Kay gives us a vivid impression of the basket. Its
fleecy white sheet suggests the purity and innocence of a baby. The enclosed basket suggest the baby's current ‘container’ of his mother’s
tight tub of a stomach. The phrase
tight tub emphasises the snugness of the child safely held in the womb. But
tight also suggests the baby is pushing at the sides, ready to move on and be born.
Kay conveys the experience of having a child grow inside you in an evocative manner. The closeness of their bond is expressed:
foot against my heart
elbow in my ribcage
But there is also a hint that the baby is pushing against the constraints.
The list of present participles
burping suggests ongoing feelings - they may have happened in the past but Kay has experienced them so fully that they seem fresh and current.

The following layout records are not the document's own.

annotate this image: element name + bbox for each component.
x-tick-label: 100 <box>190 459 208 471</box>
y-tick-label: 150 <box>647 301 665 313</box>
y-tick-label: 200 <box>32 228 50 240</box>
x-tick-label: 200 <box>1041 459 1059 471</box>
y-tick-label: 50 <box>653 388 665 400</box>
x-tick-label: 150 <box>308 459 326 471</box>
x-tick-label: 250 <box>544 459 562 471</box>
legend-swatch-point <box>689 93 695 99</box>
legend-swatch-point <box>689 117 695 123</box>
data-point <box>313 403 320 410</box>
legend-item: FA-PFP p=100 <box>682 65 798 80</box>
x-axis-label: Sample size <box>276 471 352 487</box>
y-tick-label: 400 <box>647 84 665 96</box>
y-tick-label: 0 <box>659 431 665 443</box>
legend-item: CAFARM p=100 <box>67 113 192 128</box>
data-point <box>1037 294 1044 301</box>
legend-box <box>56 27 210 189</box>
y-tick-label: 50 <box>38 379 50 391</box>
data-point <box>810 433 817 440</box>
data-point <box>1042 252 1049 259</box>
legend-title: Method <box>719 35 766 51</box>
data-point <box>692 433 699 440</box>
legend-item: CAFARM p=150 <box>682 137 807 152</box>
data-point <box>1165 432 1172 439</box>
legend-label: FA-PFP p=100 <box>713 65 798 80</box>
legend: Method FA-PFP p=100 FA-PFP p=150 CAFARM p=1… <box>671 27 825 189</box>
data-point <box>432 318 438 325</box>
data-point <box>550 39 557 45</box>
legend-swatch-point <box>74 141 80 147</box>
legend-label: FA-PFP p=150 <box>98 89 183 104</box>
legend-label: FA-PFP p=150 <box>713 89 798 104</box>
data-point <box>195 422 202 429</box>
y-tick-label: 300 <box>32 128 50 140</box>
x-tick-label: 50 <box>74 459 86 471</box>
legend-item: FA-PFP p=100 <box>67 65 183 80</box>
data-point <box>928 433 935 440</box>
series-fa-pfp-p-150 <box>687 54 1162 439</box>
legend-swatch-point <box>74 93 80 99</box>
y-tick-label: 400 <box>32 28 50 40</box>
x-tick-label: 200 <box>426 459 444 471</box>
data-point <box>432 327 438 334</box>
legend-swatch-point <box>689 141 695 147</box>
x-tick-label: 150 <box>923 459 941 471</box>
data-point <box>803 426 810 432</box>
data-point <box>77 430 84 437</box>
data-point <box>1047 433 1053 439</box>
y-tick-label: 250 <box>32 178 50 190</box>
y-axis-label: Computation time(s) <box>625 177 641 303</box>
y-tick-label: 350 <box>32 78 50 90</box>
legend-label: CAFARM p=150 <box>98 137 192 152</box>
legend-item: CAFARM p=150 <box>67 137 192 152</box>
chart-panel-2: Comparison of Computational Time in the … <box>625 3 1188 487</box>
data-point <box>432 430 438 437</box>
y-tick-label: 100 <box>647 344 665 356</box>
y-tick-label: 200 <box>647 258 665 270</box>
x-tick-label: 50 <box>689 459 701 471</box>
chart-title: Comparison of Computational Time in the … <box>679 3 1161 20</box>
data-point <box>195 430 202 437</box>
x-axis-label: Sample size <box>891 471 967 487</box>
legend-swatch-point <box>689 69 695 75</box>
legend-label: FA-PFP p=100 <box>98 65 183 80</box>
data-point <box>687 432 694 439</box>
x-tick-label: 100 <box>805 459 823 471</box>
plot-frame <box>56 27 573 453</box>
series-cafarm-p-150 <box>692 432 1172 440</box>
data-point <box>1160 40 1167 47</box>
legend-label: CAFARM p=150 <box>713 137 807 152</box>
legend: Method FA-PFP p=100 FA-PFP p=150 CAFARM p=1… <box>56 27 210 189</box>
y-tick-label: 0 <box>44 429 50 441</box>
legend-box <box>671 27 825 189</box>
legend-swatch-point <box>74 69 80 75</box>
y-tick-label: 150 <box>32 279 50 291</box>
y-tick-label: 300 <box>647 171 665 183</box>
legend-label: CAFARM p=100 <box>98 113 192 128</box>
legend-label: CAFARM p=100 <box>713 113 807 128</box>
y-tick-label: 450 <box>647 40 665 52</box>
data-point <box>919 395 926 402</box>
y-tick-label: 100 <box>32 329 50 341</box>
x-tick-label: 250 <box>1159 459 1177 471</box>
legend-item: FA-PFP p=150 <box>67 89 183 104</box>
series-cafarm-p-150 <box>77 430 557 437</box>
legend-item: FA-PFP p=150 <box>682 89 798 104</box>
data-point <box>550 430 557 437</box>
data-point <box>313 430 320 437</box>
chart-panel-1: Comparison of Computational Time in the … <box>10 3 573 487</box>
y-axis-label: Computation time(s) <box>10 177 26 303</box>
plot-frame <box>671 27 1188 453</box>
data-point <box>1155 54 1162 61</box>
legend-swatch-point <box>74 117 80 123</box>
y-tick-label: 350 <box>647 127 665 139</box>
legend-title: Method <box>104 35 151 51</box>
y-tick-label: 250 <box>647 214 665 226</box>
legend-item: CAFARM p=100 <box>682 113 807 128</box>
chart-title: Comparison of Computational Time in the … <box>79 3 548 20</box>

close stranger highlights the contradiction of someone so close to her physically but as yet unfamiliar. Already she has great love for her child but it is implied that he is someone separate with experience that she is not fully part of. In this way Kay looks ahead to when her son is on the other side of the world, doing his own thing. The baby finally arrives:
late, the very hot summer of eighty-eight
The strong rhyme of
eight suggest the impact he has on her life and the significance of his birth.
The fact that he was pulled out with forceps implies his reluctance to leave her. This contrasts with the wanderlust he has later. The vivid description of the new baby
floury conveys the intensity of her memory as she gets to know her
stranger. The section ends with Kay laying the baby in the basket, creating a sense of completion. The wait is over. The basket is no longer empty.